Beyond one-size-fits-all: Clustering resistance data for surveillance and personalised empiric therapy

Antibiotic resistance represents one of the largest global health threats of the 21st century. As bacteria evolve to resist the drugs we rely on, even simple infections can prove deadly. This research leverages Pfizer’s ATLAS database to transform how resistance patterns and their clinical drivers are understood on a global level.

Employing advanced regression modelling, allied to latent class analysis, we aim to uncover hidden resistance phenotypes that are often overlooked by conventional resistance methods that primarily focus on specific bug-drug combinations or on a multidrug resistance status. Our approach identifies nuanced resistance patterns and describes patient characteristics, clinical settings, and institutional factors that are associated with these phenotypes.

The methodology addresses critical gaps in current antibiotic stewardship by primarily, (1) revealing diverse resistance patterns beyond the conventionally explore categories (e.g. ESBL or carbapenem resistance); and (2) identifying patient populations at a particularly high risk for specific cluster membership/resistance phenotype; and secondarily, (3) assessing the transportability of resistance patterns between countries and socioeconomic contexts. This understanding is essential for developing more precise, targeted treatment strategies.

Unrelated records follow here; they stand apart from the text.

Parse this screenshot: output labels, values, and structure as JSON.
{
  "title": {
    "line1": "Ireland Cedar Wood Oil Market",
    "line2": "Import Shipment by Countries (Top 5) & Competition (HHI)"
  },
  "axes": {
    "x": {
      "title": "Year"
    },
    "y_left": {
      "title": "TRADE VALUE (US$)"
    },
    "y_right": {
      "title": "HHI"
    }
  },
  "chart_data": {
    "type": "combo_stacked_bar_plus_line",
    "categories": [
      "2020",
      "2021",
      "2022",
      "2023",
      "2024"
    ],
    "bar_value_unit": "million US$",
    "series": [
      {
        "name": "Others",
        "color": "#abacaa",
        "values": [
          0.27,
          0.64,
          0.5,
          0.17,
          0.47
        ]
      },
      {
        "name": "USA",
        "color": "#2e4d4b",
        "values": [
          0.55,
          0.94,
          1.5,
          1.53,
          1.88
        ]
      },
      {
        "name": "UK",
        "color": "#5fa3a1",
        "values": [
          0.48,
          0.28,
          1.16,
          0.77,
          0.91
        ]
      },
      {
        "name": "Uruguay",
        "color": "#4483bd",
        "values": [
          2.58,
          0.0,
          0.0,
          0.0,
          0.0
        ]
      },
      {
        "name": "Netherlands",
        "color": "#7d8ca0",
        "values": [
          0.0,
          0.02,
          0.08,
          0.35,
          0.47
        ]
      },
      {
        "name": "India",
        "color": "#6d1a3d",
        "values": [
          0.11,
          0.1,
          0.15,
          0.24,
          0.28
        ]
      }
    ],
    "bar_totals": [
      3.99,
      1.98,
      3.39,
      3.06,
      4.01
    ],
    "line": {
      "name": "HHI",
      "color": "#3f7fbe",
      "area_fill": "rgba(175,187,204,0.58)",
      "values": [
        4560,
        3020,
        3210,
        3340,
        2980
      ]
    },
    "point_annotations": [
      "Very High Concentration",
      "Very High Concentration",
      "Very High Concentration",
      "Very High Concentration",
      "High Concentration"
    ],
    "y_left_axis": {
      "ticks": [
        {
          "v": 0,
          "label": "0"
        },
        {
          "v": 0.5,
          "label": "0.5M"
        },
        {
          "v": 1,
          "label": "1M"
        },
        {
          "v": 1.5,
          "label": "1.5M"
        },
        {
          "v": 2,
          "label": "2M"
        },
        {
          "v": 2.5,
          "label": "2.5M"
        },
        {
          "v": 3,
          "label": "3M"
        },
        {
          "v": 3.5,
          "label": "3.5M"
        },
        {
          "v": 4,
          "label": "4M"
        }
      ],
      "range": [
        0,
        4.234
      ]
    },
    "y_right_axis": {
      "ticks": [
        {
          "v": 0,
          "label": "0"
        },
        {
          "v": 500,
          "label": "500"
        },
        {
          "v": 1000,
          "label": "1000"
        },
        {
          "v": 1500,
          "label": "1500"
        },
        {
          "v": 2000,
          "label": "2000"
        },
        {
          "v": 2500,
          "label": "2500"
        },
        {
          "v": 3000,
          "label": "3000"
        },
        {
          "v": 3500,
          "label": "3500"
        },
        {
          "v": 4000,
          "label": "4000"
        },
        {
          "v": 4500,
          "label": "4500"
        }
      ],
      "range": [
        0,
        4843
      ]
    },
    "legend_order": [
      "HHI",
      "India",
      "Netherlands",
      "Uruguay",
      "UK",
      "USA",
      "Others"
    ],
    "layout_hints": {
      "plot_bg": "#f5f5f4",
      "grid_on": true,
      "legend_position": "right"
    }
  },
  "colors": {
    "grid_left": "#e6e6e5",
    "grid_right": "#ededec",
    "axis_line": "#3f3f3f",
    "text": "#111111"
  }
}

Integrating global surveillance data with sophisticated statistical methods has to potential to deliver actionable insights for antibiotic stewardship programmes worldwide. It can provide tools to healthcare systems that help at improving patient risk stratification, optimising empirical antibiotic selection, and identifying institutional practices that may inadvertently lead to specific resistance patterns.

These findings aim to preserve antibiotic effectiveness while improving patient outcomes by providing a framework through which more personalised, risk-stratified treatment approaches – accounting for the complex, multidimensional natural of bacterial resistance – can be prioritised in clinical practice.